THE PLASTICS PROBLEM

Our friends


Yin and yang.  For every action there is an equal and opposite reaction.  No good deed goes unpunished.  You can’t win for losing.

Folk sayings and philosophies have forever warned that what may appear to be unalloyed good inevitably conceals at least a little evil.  The blooming rose shelters the stinging insect.  Gun control fosters unemployment in the munitions industry.  And so it goes.

Enough of this crap.  The Economist presents an article it might amuse you to read:


One of the major fast-encroaching problems of modern life is the proliferation of plastic waste.  Huge swatches of open ocean are littered with floating plastic garbage.  On personal observation, there are beaches in untouristed northern Greek islands so thick with plastic litter that you must resort to kicking the stuff aside to create space to spread your towel.  The desert sands between the pyramids are mantled by several centimeters of crushed plastic water bottles. 
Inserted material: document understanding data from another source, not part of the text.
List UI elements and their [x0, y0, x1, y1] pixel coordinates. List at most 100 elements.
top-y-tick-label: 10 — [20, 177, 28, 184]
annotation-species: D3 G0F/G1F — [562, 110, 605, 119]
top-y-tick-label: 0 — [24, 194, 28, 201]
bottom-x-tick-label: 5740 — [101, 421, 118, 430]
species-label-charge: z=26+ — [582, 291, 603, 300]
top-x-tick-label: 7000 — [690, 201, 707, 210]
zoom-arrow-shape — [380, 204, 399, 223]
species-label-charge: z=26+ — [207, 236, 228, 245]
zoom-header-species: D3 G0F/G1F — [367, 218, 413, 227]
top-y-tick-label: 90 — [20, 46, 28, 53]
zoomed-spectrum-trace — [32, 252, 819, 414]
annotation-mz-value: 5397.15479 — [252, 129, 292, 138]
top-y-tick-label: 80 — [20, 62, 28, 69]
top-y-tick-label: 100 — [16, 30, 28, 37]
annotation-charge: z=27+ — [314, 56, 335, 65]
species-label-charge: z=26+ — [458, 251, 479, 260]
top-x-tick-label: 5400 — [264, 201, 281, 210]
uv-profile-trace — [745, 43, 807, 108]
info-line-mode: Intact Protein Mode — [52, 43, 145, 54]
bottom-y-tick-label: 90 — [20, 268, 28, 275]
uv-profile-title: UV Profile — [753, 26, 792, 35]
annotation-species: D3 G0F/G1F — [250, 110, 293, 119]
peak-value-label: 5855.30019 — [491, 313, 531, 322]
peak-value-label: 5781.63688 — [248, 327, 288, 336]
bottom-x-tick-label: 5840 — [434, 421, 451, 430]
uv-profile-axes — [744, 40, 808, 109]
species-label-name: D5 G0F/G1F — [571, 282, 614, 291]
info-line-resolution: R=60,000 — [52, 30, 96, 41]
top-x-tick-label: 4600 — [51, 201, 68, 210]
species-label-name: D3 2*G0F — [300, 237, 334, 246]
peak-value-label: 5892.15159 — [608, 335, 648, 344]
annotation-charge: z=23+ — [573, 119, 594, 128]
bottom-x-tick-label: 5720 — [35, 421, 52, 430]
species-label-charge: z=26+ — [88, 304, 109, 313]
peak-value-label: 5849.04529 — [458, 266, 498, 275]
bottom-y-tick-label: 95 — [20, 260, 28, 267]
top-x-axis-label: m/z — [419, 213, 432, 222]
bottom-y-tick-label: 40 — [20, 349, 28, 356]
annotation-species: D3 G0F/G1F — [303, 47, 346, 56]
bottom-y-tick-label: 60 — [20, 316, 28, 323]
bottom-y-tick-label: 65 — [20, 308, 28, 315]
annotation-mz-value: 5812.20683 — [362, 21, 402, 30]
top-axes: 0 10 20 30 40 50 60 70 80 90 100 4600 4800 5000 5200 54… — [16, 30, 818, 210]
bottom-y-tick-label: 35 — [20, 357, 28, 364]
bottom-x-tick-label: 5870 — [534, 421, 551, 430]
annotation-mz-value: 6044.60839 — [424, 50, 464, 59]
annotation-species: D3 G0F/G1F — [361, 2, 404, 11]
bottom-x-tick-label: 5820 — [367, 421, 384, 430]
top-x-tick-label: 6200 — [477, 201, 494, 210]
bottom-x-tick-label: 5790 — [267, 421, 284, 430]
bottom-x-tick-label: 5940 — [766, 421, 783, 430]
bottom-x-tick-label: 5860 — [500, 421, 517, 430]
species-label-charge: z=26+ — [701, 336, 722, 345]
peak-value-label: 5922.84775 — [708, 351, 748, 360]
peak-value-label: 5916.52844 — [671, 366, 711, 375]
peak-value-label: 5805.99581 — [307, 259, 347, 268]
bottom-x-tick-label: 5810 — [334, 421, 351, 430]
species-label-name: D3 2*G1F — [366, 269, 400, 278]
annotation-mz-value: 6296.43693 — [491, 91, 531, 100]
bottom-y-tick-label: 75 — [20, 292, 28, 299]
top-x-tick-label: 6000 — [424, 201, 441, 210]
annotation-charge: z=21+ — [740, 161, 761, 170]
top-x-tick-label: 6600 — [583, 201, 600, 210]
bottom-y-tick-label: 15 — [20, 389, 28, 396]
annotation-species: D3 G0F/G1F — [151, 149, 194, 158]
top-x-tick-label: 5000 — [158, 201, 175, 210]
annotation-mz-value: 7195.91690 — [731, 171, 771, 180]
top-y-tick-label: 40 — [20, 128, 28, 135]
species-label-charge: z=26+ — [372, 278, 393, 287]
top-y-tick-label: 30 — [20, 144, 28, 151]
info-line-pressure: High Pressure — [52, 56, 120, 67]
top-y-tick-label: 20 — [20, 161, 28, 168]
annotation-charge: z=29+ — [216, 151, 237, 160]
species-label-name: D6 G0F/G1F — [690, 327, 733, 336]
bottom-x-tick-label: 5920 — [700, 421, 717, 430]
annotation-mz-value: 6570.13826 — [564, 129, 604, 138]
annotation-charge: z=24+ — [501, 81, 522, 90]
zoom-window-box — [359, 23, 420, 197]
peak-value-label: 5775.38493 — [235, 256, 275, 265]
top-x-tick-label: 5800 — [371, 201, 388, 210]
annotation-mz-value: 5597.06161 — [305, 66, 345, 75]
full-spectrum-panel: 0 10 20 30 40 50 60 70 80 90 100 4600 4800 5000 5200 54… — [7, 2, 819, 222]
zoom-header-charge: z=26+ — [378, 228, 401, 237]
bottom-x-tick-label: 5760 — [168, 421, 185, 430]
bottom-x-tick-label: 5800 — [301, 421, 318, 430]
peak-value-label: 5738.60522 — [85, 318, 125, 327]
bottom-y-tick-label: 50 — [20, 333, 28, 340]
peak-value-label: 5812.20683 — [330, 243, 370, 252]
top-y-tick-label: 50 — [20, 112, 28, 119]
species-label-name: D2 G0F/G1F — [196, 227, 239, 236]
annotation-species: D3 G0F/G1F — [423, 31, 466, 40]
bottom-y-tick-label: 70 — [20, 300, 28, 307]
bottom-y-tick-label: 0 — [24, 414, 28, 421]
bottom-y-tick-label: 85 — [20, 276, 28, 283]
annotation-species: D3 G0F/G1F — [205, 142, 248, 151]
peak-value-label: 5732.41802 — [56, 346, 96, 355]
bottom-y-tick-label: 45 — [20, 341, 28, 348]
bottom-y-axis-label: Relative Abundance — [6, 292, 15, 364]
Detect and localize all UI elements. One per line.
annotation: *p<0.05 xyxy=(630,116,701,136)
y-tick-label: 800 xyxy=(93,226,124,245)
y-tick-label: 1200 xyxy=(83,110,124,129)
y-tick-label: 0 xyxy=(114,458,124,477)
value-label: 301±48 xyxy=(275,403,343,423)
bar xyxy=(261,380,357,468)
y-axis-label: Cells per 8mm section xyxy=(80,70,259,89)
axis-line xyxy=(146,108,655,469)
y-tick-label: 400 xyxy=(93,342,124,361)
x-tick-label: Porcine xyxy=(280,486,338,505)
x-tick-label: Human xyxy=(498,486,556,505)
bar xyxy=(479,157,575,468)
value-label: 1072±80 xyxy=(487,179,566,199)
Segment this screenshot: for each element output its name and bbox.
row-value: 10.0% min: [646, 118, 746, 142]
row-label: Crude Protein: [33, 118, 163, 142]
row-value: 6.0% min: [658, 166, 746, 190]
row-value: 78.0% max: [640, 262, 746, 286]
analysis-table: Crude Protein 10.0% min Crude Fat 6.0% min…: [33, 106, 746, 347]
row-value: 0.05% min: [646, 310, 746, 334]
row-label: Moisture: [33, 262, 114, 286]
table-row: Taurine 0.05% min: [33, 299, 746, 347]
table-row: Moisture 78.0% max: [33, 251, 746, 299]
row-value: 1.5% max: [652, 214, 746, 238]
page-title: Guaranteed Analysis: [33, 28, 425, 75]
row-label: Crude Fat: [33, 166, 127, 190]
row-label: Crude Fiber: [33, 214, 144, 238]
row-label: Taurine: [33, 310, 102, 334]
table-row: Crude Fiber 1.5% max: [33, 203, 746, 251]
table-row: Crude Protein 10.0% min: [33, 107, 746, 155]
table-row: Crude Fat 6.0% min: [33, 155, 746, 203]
And so it goes.  If we don’t act soon we will find ourselves smothering in the stuff.  Well, out of Stanford comes a glimmering of hope.

It turns out that the gut bacteria of the mealworm – the larval stage of an ugly black beetle, Tenebrio molitor, probably the stink bug of your youth – have a thing for various plastics.  They eat the stuff, and at a not-inconsiderable rate.  So maybe the solution to the plastics problem is to create huge mounds of unwanted plastic, add tons of stinkbugs, and let nature take its course.  Disgusting, maybe, but still rather neat, don’t you think?

But, inevitable, there is a bee in the blossom.  

Consider metabolism in general.  When creatures eat stuff they convert part of it to growth, energy, etc., but there always is some residual material that must be disposed of.  And what does the mealworm excrete upon digesting plastic?  Why, carbon dioxide, of course.  So, combat the plastic scourge – and contribute to global warming.

You just can’t win for losing.

As an aside, did you know that people actually EAT mealworms?  They are said to be best roasted or pan fried but, and I can hardly believe this, some people actually eat them raw, and alive!